If $\int\limits_{\pi / 6}^{\pi / 4}\left(\cot \left(x-\frac{\pi}{3}\right) \cot \left(x+\frac{\pi}{3}\right)+1\right) d x=\alpha \log _{\mathrm{e}}(\sqrt{3}-1)$, then $9 \alpha^2$ is equal to $\_\_\_\_$ .

Let a line $L_1$ pass through the origin and be perpendicular to the lines

$\mathrm{L}_2: \overrightarrow{\mathrm{r}}=(3+\mathrm{t}) \hat{i}+(2 \mathrm{t}-1) \hat{j}+(2 \mathrm{t}+4) \hat{k}$ and

$\mathrm{L}_3: \overrightarrow{\mathrm{r}}=(3+2 \mathrm{~s}) \hat{i}+(3+2 \mathrm{~s}) \hat{j}+(2+\mathrm{s}) \hat{k}, \mathrm{t}, \mathrm{s} \in \mathbf{R}$.

If $(a, b, c), a \in \mathbf{Z}$, is the point on $\mathrm{L}_3$ at a distance of $\sqrt{17}$ from the point of intersection of $\mathrm{L}_1$ and $\mathrm{L}_2$, then $(\mathrm{a}+\mathrm{b}+\mathrm{c})^2$ is equal to $\_\_\_\_$ .

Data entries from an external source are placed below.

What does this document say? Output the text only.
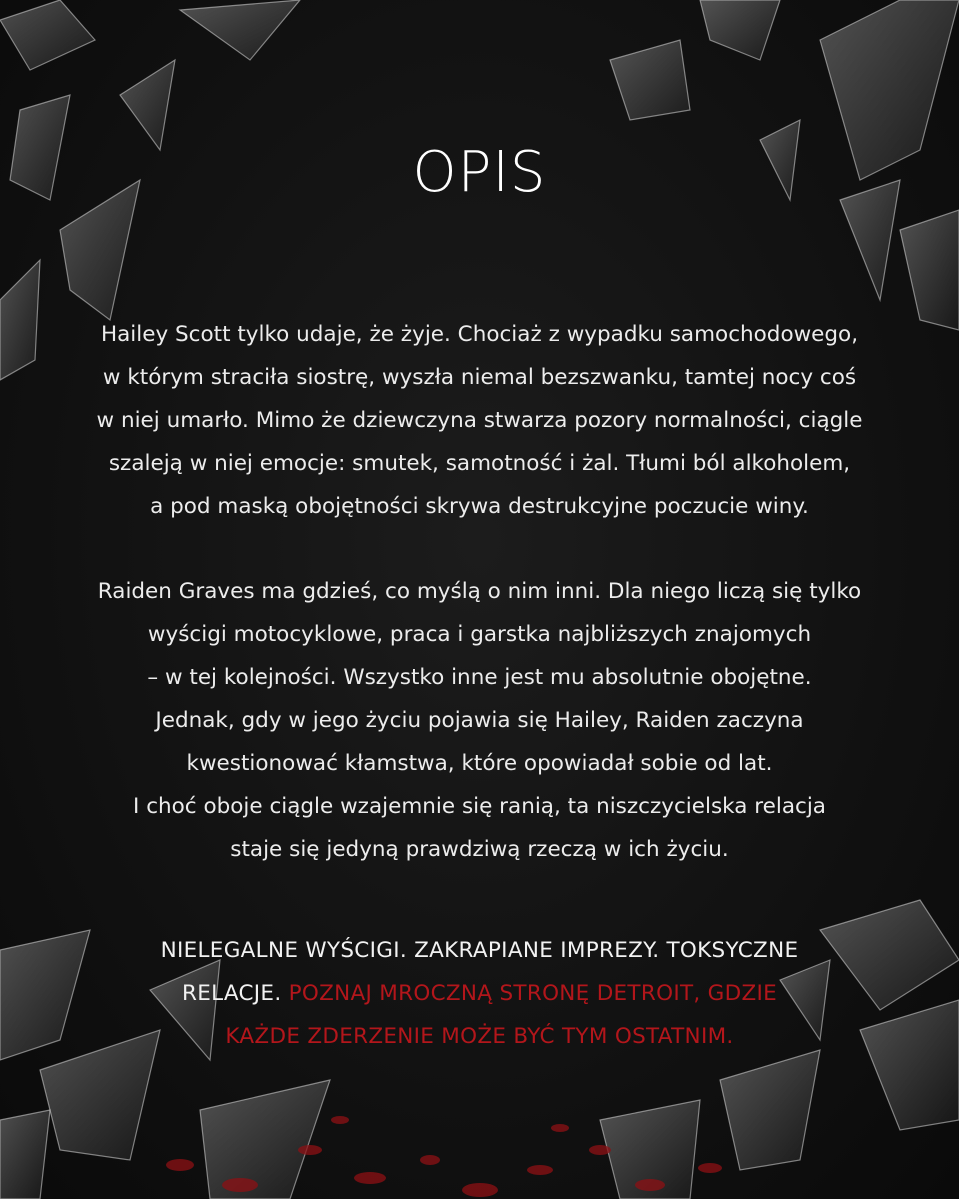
OPIS
Hailey Scott tylko udaje, że żyje. Chociaż z wypadku samochodowego,
w którym straciła siostrę, wyszła niemal bezszwanku, tamtej nocy coś
w niej umarło. Mimo że dziewczyna stwarza pozory normalności, ciągle
szaleją w niej emocje: smutek, samotność i żal. Tłumi ból alkoholem,
a pod maską obojętności skrywa destrukcyjne poczucie winy.
Raiden Graves ma gdzieś, co myślą o nim inni. Dla niego liczą się tylko
wyścigi motocyklowe, praca i garstka najbliższych znajomych
– w tej kolejności. Wszystko inne jest mu absolutnie obojętne.
Jednak, gdy w jego życiu pojawia się Hailey, Raiden zaczyna
kwestionować kłamstwa, które opowiadał sobie od lat.
I choć oboje ciągle wzajemnie się ranią, ta niszczycielska relacja
staje się jedyną prawdziwą rzeczą w ich życiu.
NIELEGALNE WYŚCIGI. ZAKRAPIANE IMPREZY. TOKSYCZNE
RELACJE. POZNAJ MROCZNĄ STRONĘ DETROIT, GDZIE
KAŻDE ZDERZENIE MOŻE BYĆ TYM OSTATNIM.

Consider the circle C : $x^2+y^2-6 x-8 y-11=0$. Let a variable chord AB of the circle C subtend a right angle at the origin. If the locus of the foot of the perpendicular drawn from the origin on the chord AB is the circle $x^2+y^2-\alpha x-\beta y-\gamma=0$, then $\alpha+\beta+2 \gamma$ is equal to $\_\_\_\_$ .